2. To cease and desist from offering inducements to employees to vote in favor of lengthening the school day.
3. To cease and desist from unilaterally modifying the terms of the collective bargaining agreement.
This is not a final order that may be appealed under the Administrative Review Law. See 5 ILCS 100/10-50(b); 115 ILCS 5/16(a).
Decided: October 20, 2011
Issued: October 20, 2011
/s/ Lynne O. Sered___________________
Lynne O. Sered, Chairman
/s/ Ronald Ettinger___________________
Ronald Ettinger, Member
/s/ Gilbert O’Brien__________________ Gilbert O’Brien, Member
/s/ Michael H. Prueter_________________ Michael H. Prueter, Member
/s/ Michael K. Smith__________________ Michael K. Smith, Member
Illinois Educational Labor Relations Board
160 North LaSalle Street, Suite N-400
Chicago, Illinois 60601-3103
Telephone: (312) 793-3170
There is an audio available at the CTU Website (www.ctunet.com) of the comments made immediately after the decision. The first voices you hear are from the attorney for CPS, James Franczek.

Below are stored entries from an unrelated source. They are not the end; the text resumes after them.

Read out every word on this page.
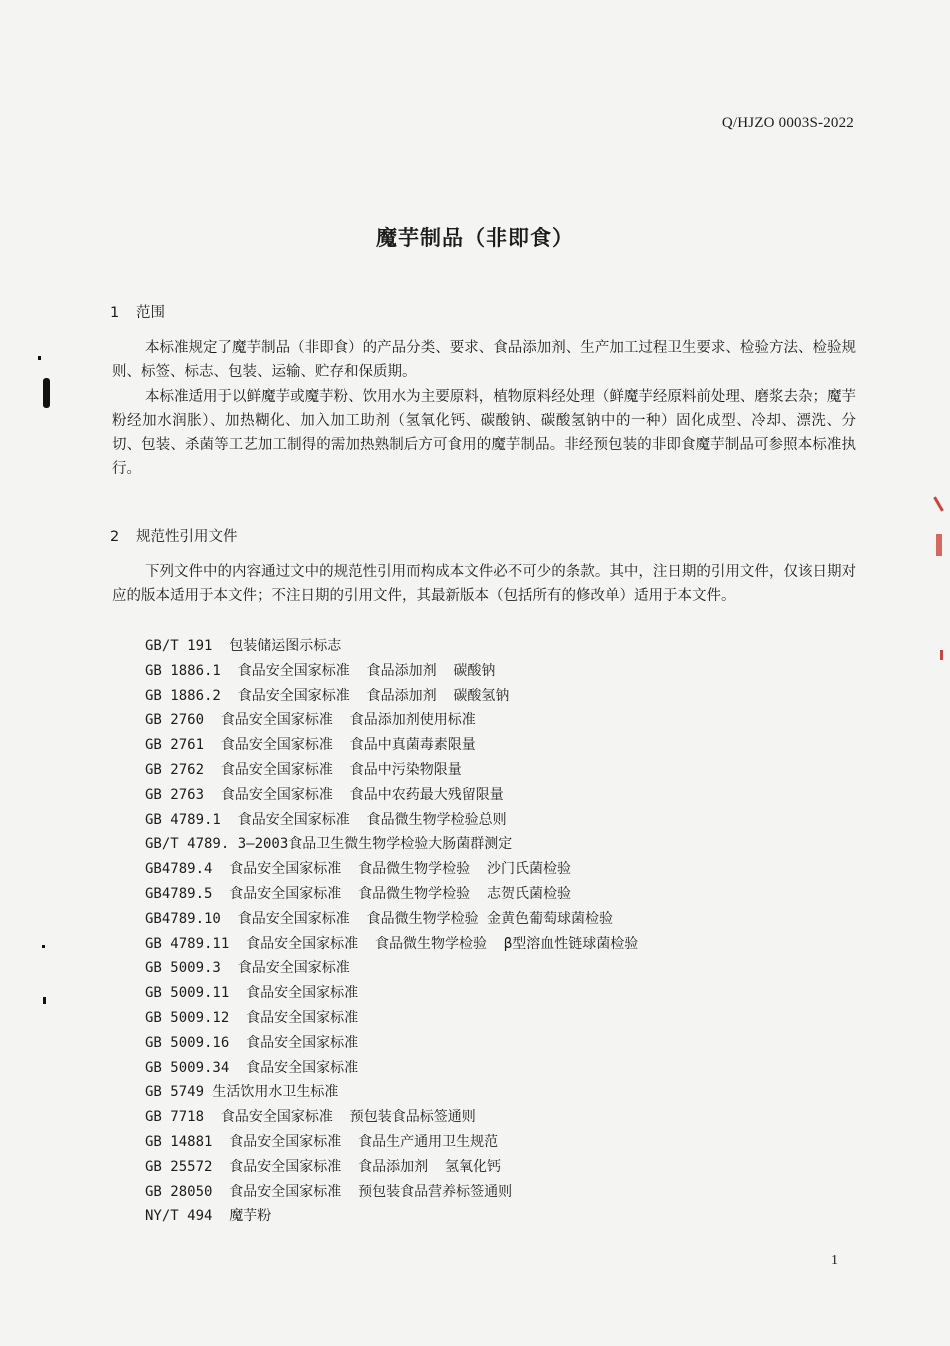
Q/HJZO 0003S-2022
魔芋制品（非即食）
1 范围

本标准规定了魔芋制品（非即食）的产品分类、要求、食品添加剂、生产加工过程卫生要求、检验方法、检验规则、标签、标志、包装、运输、贮存和保质期。

本标准适用于以鲜魔芋或魔芋粉、饮用水为主要原料，植物原料经处理（鲜魔芋经原料前处理、磨浆去杂；魔芋粉经加水润胀）、加热糊化、加入加工助剂（氢氧化钙、碳酸钠、碳酸氢钠中的一种）固化成型、冷却、漂洗、分切、包装、杀菌等工艺加工制得的需加热熟制后方可食用的魔芋制品。非经预包装的非即食魔芋制品可参照本标准执行。

2 规范性引用文件

下列文件中的内容通过文中的规范性引用而构成本文件必不可少的条款。其中，注日期的引用文件，仅该日期对应的版本适用于本文件；不注日期的引用文件，其最新版本（包括所有的修改单）适用于本文件。

GB/T 191  包装储运图示标志
GB 1886.1  食品安全国家标准  食品添加剂  碳酸钠
GB 1886.2  食品安全国家标准  食品添加剂  碳酸氢钠
GB 2760  食品安全国家标准  食品添加剂使用标准
GB 2761  食品安全国家标准  食品中真菌毒素限量
GB 2762  食品安全国家标准  食品中污染物限量
GB 2763  食品安全国家标准  食品中农药最大残留限量
GB 4789.1  食品安全国家标准  食品微生物学检验总则
GB/T 4789. 3—2003食品卫生微生物学检验大肠菌群测定
GB4789.4  食品安全国家标准  食品微生物学检验  沙门氏菌检验
GB4789.5  食品安全国家标准  食品微生物学检验  志贺氏菌检验
GB4789.10  食品安全国家标准  食品微生物学检验 金黄色葡萄球菌检验
GB 4789.11  食品安全国家标准  食品微生物学检验  β型溶血性链球菌检验
GB 5009.3  食品安全国家标准
GB 5009.11  食品安全国家标准
GB 5009.12  食品安全国家标准
GB 5009.16  食品安全国家标准
GB 5009.34  食品安全国家标准
GB 5749 生活饮用水卫生标准
GB 7718  食品安全国家标准  预包装食品标签通则
GB 14881  食品安全国家标准  食品生产通用卫生规范
GB 25572  食品安全国家标准  食品添加剂  氢氧化钙
GB 28050  食品安全国家标准  预包装食品营养标签通则
NY/T 494  魔芋粉
1
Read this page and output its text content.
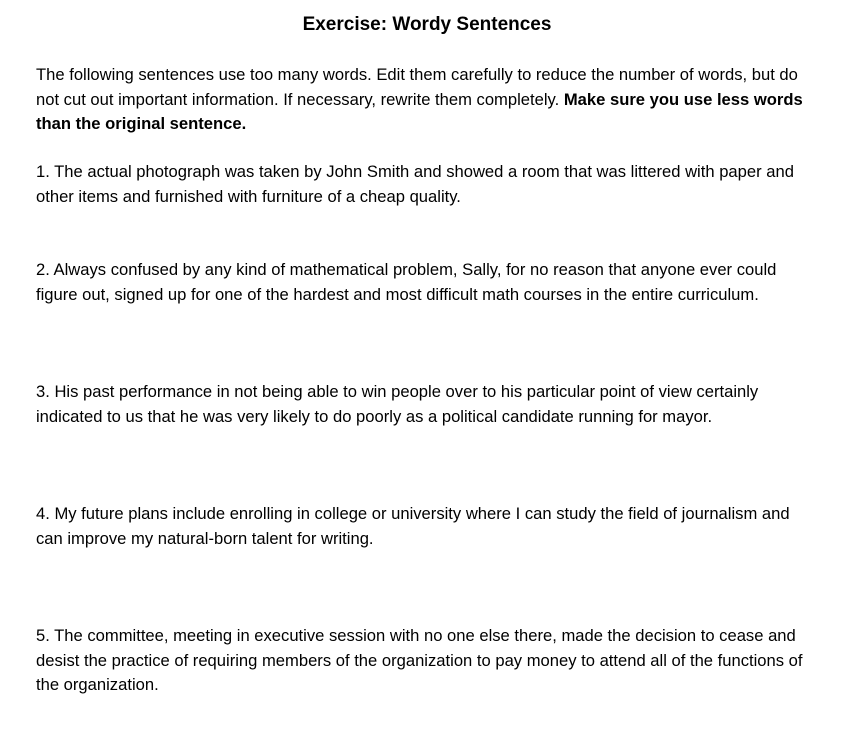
Exercise: Wordy Sentences

The following sentences use too many words. Edit them carefully to reduce the number of words, but do not cut out important information. If necessary, rewrite them completely. Make sure you use less words than the original sentence.

1. The actual photograph was taken by John Smith and showed a room that was littered with paper and other items and furnished with furniture of a cheap quality.

2. Always confused by any kind of mathematical problem, Sally, for no reason that anyone ever could figure out, signed up for one of the hardest and most difficult math courses in the entire curriculum.

3. His past performance in not being able to win people over to his particular point of view certainly indicated to us that he was very likely to do poorly as a political candidate running for mayor.

4. My future plans include enrolling in college or university where I can study the field of journalism and can improve my natural-born talent for writing.

5. The committee, meeting in executive session with no one else there, made the decision to cease and desist the practice of requiring members of the organization to pay money to attend all of the functions of the organization.
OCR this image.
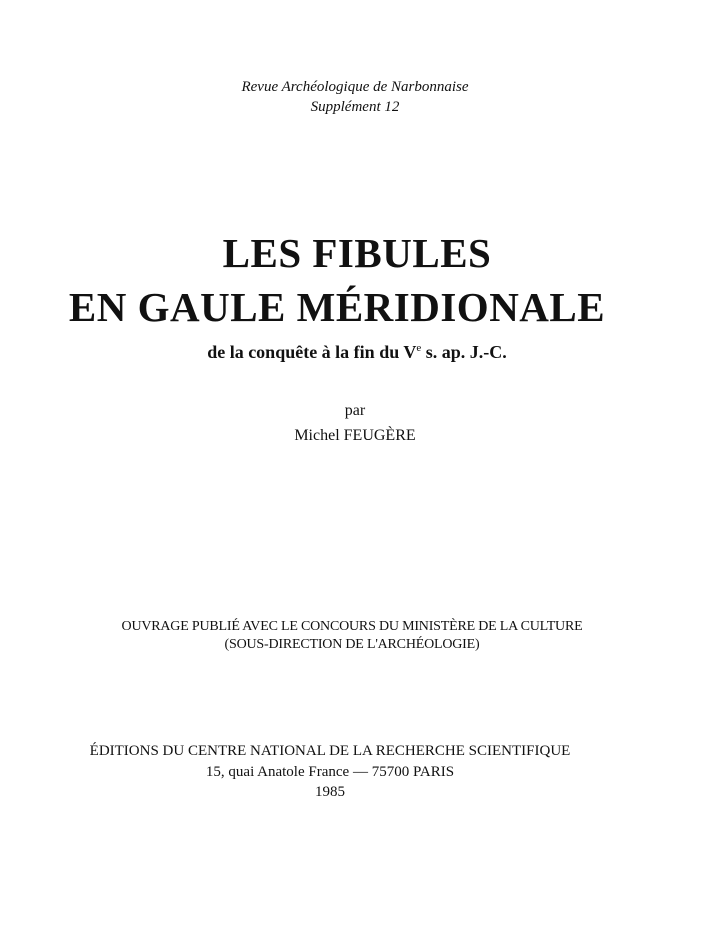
Revue Archéologique de Narbonnaise
Supplément 12
LES FIBULES
EN GAULE MÉRIDIONALE
de la conquête à la fin du Ve s. ap. J.-C.
par
Michel FEUGÈRE
OUVRAGE PUBLIÉ AVEC LE CONCOURS DU MINISTÈRE DE LA CULTURE
(SOUS-DIRECTION DE L'ARCHÉOLOGIE)
ÉDITIONS DU CENTRE NATIONAL DE LA RECHERCHE SCIENTIFIQUE
15, quai Anatole France — 75700 PARIS
1985
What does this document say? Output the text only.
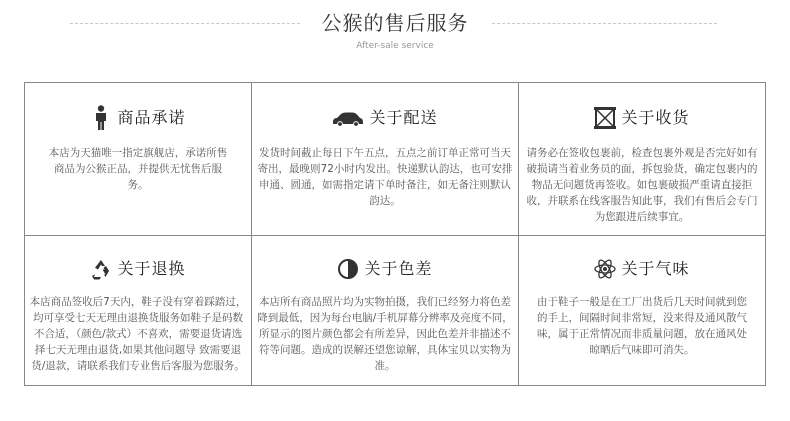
公猴的售后服务
After-sale service
商品承诺
本店为天猫唯一指定旗舰店，承诺所售商品为公猴正品，并提供无忧售后服务。
关于配送
发货时间截止每日下午五点，五点之前订单正常可当天寄出，最晚则72小时内发出。快递默认韵达，也可安排申通、圆通，如需指定请下单时备注，如无备注则默认韵达。
关于收货
请务必在签收包裹前，检查包裹外观是否完好如有破损请当着业务员的面，拆包验货，确定包裹内的物品无问题货再签收。如包裹破损严重请直接拒收，并联系在线客服告知此事，我们有售后会专门为您跟进后续事宜。
关于退换
本店商品签收后7天内，鞋子没有穿着踩踏过，均可享受七天无理由退换货服务如鞋子是码数不合适，（颜色/款式）不喜欢，需要退货请选择七天无理由退货,如果其他问题导 致需要退货/退款，请联系我们专业售后客服为您服务。
关于色差
本店所有商品照片均为实物拍摄，我们已经努力将色差降到最低，因为每台电脑/手机屏幕分辨率及亮度不同，所显示的图片颜色都会有所差异，因此色差并非描述不符等问题。造成的误解还望您谅解，具体宝贝以实物为准。
关于气味
由于鞋子一般是在工厂出货后几天时间就到您的手上，间隔时间非常短，没来得及通风散气味，属于正常情况而非质量问题，放在通风处晾晒后气味即可消失。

FROM THE CHICAGO TEACHERS UNION
If you’re curious about what happened at today’s Illinois Education Labor Relations Board hearing where members voted 5-0 in favor of CTU’s strong defense of collective bargaining and the fight for a better school day, please listen to this short presser between Karen and a few reporters. The first voice you’ll hear is that of CPS’ lead attorney who attempts to explain way today’s victory. Please feel free to share this audio clip with members and supporters who seek unfiltered information.
Stephanie Gadlin, Communications, CTU
P.S. Please check our website. Audio from the entire Oct. 20th hearing is posted there—along with Attorney Robert Bloch’s excellent oral argument.
One of the most unusual responses to the legal decision came in an email to all Chicago teachers from Jean-Claude Brizard, CEO of CPS. As readers already know, Brizard was driven out of Rochester, New York after receiving a "No Confidence" vote from the teachers there, and after massive criticism from parents, teachers, and students. One of the thing Brizard did, as Rochester union leaders told Substance and CTU officials, was try to go behind the backs of just about everybody (especially the union) with his own claims, plans and projects.
He's still doing it, as the email below shows:
FROM JEAN-CLAUDE BRIZARD TO CHICAGO TEACHERS (OCTOBER 21, 2011)
Dear CPS Teachers and Principals:
As many of you may already know, the Chicago Teachers Union recently asked the Illinois Educational Labor Relations Board (IELRB) to block CPS schools from extending their school day through the Longer School Day Pioneer Program.
Today, the Labor Relations Board ruled in favor of the Union’s filing. The IELRB now will have to make a request to the Attorney General on today's decision, and then a circuit court judge will have to be petitioned to hear the case. The case will have to be won before that judge in order for the Pioneer Schools to roll back the time they've added. This could take several weeks.
Until then, it’s business as usual for the principals, teachers and students at schools that have added or will add 90 minutes of additional instructional time to their day. And moving forward, we remain committed to supporting any teachers that want to do the same at their school because we believe our students and teachers deserve more time together in the classroom on task in subjects like math, reading, science, music and art to help prepare them for success in college and career.
We will keep you posted with new information as it becomes available.
Thank you, Jean-Claude Brizard, Chief Executive Officer
Chicago Mayor Rahm Emanuel is also vowing to continue to support Brizard and the Board of Education in their violation of the law.